ZFIN ID: ZDB-PUB-040109-31
Neurochemical and behavioural changes in zebrafish Danio rerio after systemic administration of 6-hydroxydopamine and 1-methyl-4-phenyl-1,2,3,6-tetrahydropyridine
Anichtchik, O.V., Kaslin, J., Peitsaro, N., Scheinin, M., and Panula, P.
Date: 2004
Source: Journal of neurochemistry   88(2): 443-453 (Journal)

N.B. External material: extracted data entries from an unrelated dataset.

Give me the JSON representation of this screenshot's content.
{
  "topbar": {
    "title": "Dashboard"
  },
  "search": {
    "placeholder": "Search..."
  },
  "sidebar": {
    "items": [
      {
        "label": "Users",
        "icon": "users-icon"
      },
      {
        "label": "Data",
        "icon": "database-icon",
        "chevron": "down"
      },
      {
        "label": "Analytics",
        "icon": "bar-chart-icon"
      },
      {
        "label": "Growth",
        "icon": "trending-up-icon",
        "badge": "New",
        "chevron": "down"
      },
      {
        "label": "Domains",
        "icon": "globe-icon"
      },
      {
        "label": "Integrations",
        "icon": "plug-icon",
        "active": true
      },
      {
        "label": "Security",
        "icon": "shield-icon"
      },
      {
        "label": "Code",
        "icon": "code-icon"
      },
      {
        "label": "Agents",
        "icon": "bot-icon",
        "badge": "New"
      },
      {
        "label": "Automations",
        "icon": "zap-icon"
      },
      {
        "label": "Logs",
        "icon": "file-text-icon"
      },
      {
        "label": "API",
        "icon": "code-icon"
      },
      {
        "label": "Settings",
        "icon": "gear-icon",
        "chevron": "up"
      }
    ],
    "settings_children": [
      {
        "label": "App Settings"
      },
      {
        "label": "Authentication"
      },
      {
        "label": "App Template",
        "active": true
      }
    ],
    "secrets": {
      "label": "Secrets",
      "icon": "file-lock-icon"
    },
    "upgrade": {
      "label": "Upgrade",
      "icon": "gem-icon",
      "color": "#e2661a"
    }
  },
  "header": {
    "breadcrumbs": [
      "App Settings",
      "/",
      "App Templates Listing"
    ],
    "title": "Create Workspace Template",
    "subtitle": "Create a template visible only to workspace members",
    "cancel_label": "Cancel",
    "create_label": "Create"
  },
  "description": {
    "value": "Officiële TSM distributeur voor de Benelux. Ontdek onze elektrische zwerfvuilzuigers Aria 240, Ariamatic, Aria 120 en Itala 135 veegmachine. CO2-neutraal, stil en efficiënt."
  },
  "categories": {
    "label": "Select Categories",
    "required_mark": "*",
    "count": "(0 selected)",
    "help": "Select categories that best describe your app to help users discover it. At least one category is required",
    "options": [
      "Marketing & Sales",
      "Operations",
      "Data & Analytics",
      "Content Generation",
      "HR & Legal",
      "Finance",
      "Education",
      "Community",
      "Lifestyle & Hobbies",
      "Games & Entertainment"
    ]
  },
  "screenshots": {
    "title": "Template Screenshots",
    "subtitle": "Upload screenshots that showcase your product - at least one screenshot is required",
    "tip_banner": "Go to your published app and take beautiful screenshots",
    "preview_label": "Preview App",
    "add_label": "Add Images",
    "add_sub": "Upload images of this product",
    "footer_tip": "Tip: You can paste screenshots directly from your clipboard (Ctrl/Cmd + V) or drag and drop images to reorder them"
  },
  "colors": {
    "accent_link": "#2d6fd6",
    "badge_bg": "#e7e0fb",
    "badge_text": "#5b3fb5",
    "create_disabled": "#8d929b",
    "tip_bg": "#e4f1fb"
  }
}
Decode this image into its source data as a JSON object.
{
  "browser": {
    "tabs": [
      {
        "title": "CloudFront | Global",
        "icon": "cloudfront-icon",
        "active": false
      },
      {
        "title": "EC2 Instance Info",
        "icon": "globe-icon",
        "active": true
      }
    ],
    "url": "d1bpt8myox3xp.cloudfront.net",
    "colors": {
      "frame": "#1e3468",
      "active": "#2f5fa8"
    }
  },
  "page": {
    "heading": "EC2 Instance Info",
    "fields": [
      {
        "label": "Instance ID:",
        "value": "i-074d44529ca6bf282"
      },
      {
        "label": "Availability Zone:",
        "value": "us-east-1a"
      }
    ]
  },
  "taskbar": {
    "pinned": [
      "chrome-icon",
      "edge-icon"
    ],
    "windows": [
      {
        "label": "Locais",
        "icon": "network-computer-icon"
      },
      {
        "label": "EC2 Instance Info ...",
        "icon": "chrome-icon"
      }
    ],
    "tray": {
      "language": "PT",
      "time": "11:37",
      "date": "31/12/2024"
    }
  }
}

Registered Authors: Anichtchik, Oleg, Kaslin, Jan, Panula, Pertti, Peitsaro, Nina
Keywords: behavior, dopamine, histamine, noradrenaline
MeSH Terms:
  • 1-Methyl-4-phenyl-1,2,3,6-tetrahydropyridine/pharmacology*
  • Animals
  • Brain/drug effects*
  • Brain/metabolism
  • Dopamine/metabolism
  • Female
  • Injections, Intramuscular
  • Male
  • Motor Activity/drug effects*
  • Motor Activity/physiology
  • Norepinephrine/metabolism
  • Oxidopamine/pharmacology*
  • Pilot Projects
  • Zebrafish/metabolism*
PubMed: 14690532 Full text @ J. Neurochem.
ABSTRACT
Dopaminergic deficiency in the brain of zebrafish was produced by systemic administration of two catecholaminergic neurotoxins, 6-hydroxydopamine (6-OHDA) and 1-methyl-4-phenyl-1,2,3,6-tetrahydropyridine (MPTP), and the neurochemical and behavioural changes were characterized. The levels of dopamine and noradrenaline decreased significantly after the injection of MPTP and 6-OHDA. Corresponding to these changes, fish exhibited characteristic changes in locomotor behaviour, i.e. the total distance moved and velocity decreased after both neurotoxins. Tyrosine hydroxylase and caspase 3 protein levels were not altered after MPTP or 6-OHDA injections, as studied by immunohistochemistry and western blotting. The catecholaminergic cell clusters suggested to correspond to the mammalian nigrostriatal cell group displayed normal tyrosine hydroxylase immunoreactivity after the toxin treatment and did not show signs of DNA fragmentation that would indicate activation of cascades that lead to cell death. The results show that single systemic injections of MPTP and 6-OHDA induce both biochemical and behavioural changes in zebrafish, albeit failing to produce any significant morphological alteration in catecholaminergic cell clusters at the tested doses. This approach may be used for the screening of chemicals affecting the dopaminergic system. The model may be especially useful for evaluation of the role of novel genes in neurotoxicity, as a large number of zebrafish mutants are becoming available.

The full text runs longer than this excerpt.